The Cayman Islands' Monetary Authority has taken appropriate action to close any bank where there is evidence of money-laundering operations. As a matter of context, it will be interesting to see the outcome of alleged onshore money laundering at the Bank of New York, which recently hit the headlines.
Despite the many obstacles in its path, the Cayman captive industry continues to grow. The basic reasons - controlling parent's insurance costs, investment of premium income, access to reinsurance markets, etc. - all contribute to the overall decision to form a captive. The location depends on the factors noted above.
Twenty-six years ago, Bermuda rejected the Harvard Medical School's medical malpractice programme. The programme's subsequent formation in the Cayman Islands was an indication that the traditional insurance market was continuing to change. The rate of change, perhaps, was increasing. Many in Cayman attributed the islands' success to a favourable climate of regulation - one which insists on high standards, but without excessive bureaucracy. Indeed, the actions of various organisations, as noted above, are often considered to be a compliment from envious competitors who indirectly are assisting in making the Cayman Islands an even better and more envied jurisdiction in which to be doing business.
The ability of the Cayman Islands to implement new products over the years, such as rent-a-captives and SPCs, has facilitated its commitment to controlled growth. SPCs are expected to account for 20% of new formations in the current year.

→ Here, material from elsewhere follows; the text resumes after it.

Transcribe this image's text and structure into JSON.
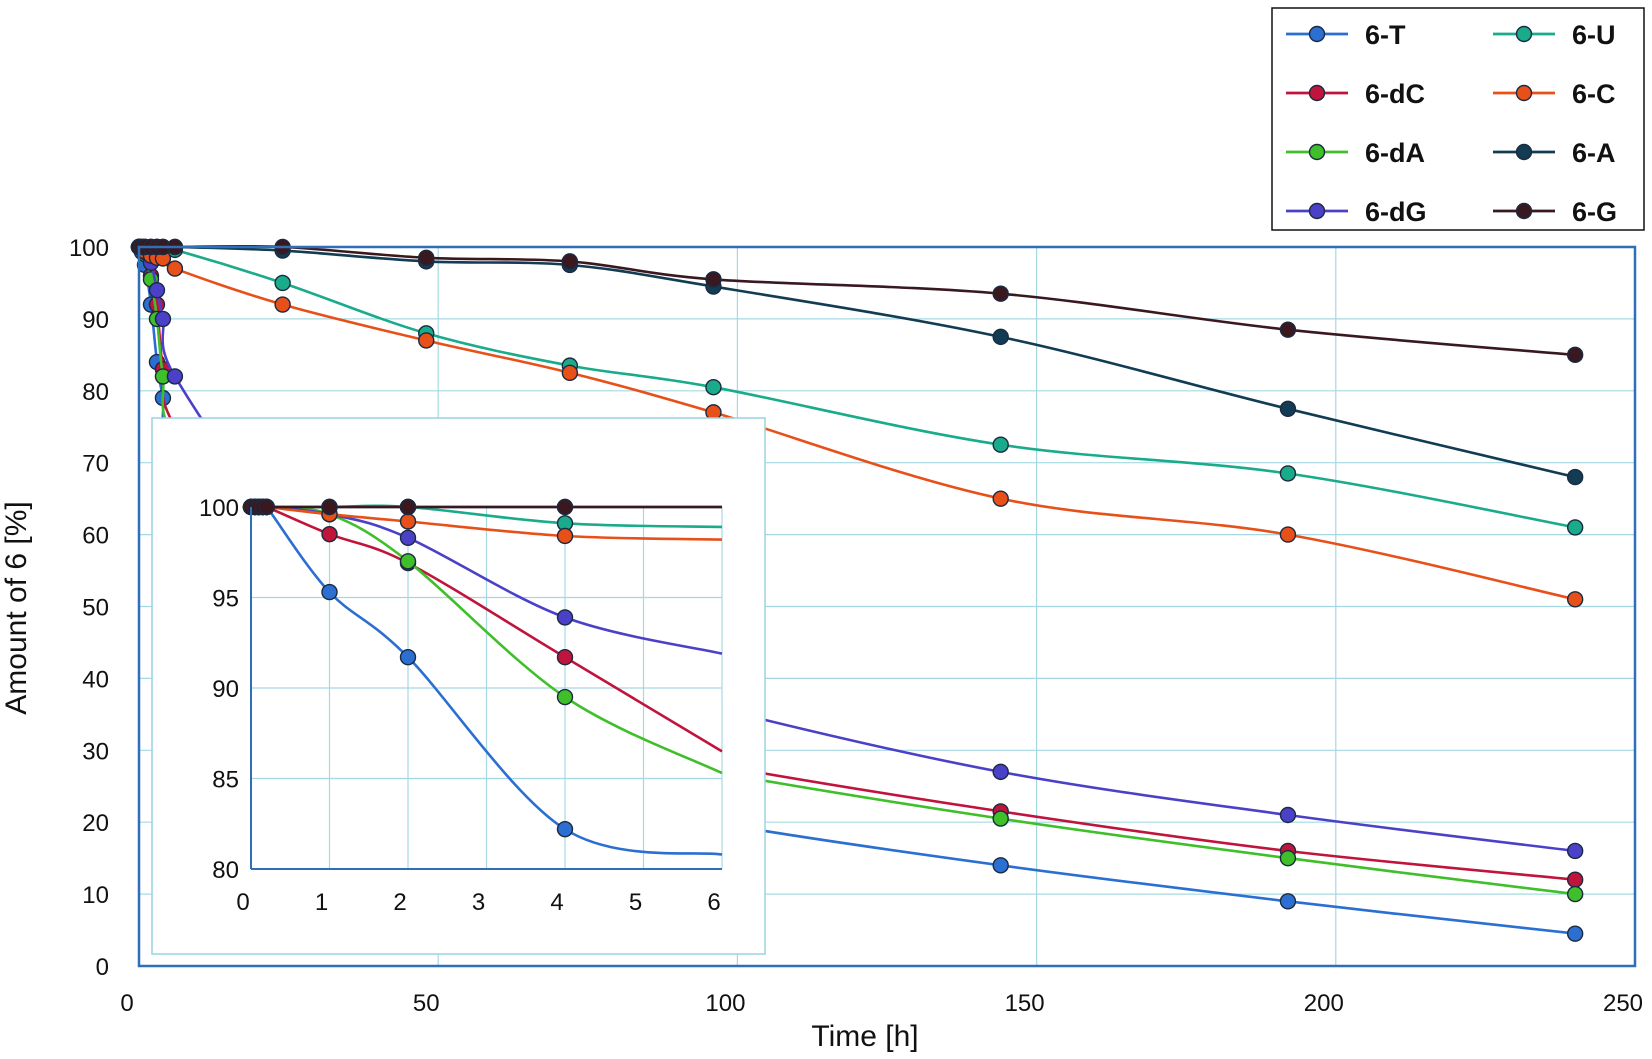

As consolidation increases the size of the industry's largest companies, Cayman remains a friendly environment for the small, independent manager who can often cater more efficiently to an entrepreneur's needs than the large cancerous giants with weighty overheads. Continued growth in healthcare, medical malpractice and deferred variable life products may very well see the number of captives in Cayman hit 550 by the end of 2000.
Terry Burke is managing director of Britannia Insurance Management (Cayman) Ltd., an independently-owned insurance management company which he formed in June, 1997. He has spent 30 years in the insurance industry.